Jun.22.10 | About: Mattel, Inc. (MAT)

We recently downgraded our rating for Mattel Inc. (NASDAQ:MAT) from Outperform to Neutral, primarily due to escalating input costs, an adverse impact of a weakening euro and continued weakness in the global economy.

First-Quarter Results Ahead of Estimates

Mattel’s first-quarter earnings of 7 cents per share were ahead of the Zacks Consensus Estimate for a loss of 2 cents per share.

Worldwide net sales for the toy company increased 12% from the prior-year quarter to $880.1 million. Both U.S. and international gross sales increased 12% year over year. Gross margin was 49.1%, up 510 basis points from the prior-year period.

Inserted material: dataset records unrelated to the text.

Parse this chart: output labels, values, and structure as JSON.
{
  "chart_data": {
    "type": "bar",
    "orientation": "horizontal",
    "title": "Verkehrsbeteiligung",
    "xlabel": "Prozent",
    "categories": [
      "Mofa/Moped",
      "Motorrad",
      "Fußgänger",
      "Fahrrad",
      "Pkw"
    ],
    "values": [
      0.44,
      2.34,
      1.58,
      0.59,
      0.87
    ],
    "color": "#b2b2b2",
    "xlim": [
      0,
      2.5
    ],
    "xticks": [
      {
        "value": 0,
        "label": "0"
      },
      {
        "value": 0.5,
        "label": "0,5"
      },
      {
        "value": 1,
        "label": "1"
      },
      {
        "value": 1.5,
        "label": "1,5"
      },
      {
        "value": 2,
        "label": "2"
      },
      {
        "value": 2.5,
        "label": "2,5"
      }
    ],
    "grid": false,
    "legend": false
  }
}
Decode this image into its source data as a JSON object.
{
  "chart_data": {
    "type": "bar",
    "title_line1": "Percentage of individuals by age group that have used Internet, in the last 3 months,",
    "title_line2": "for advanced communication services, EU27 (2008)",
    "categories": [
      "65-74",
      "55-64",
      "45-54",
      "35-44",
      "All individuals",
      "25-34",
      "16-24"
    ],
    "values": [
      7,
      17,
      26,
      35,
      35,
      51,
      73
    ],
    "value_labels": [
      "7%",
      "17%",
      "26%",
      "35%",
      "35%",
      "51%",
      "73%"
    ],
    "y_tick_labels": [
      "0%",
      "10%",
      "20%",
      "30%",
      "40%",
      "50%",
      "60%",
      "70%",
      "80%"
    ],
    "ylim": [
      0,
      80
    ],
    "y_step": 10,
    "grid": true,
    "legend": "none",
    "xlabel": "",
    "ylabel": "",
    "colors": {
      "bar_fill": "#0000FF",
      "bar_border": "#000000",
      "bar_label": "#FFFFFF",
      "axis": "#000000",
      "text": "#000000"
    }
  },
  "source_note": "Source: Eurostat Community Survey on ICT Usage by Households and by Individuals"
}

The better-than-expected results were primarily driven by strong sales of its core brands. The company is also focused on controlling expenses.

Outlook for 2010

Management emphasized that raw material cost pressures and rising Chinese labor rates will pose challenges to gross margin in the second half of 2010, but it will be partially offset by some price increases.

Management expects to reduce costs in the range of $180 to $200 million and is on track to deliver the same by the end of fiscal 2010.

Downgraded to Neutral

We believe Mattel’s ability to deliver growth in both revenue and earnings per share is based on broad-based strength across the company's core brand product portfolio and benefits from cost containment. Moreover, Mattel has an industry leading position, a strong balance sheet and a solid product line. Its focus on top-line growth, margin expansion and cash conservation also bodes well.

However, Mattel faces raw material cost pressures. Plus, an increase in labor cost may further pose a drag on the stock. It will also likely face foreign currency headwinds during the second half of 2010 primarily due to a weakening euro.

Additionally, competition from private label toys and the video game industry is increasing. Furthermore, the toy business is seasonal, with a large percentage of revenue, earnings and cash flow coming from the holiday season in the fourth quarter of a year. Therefore, we are downgrading the stock from Outperform to Neutral.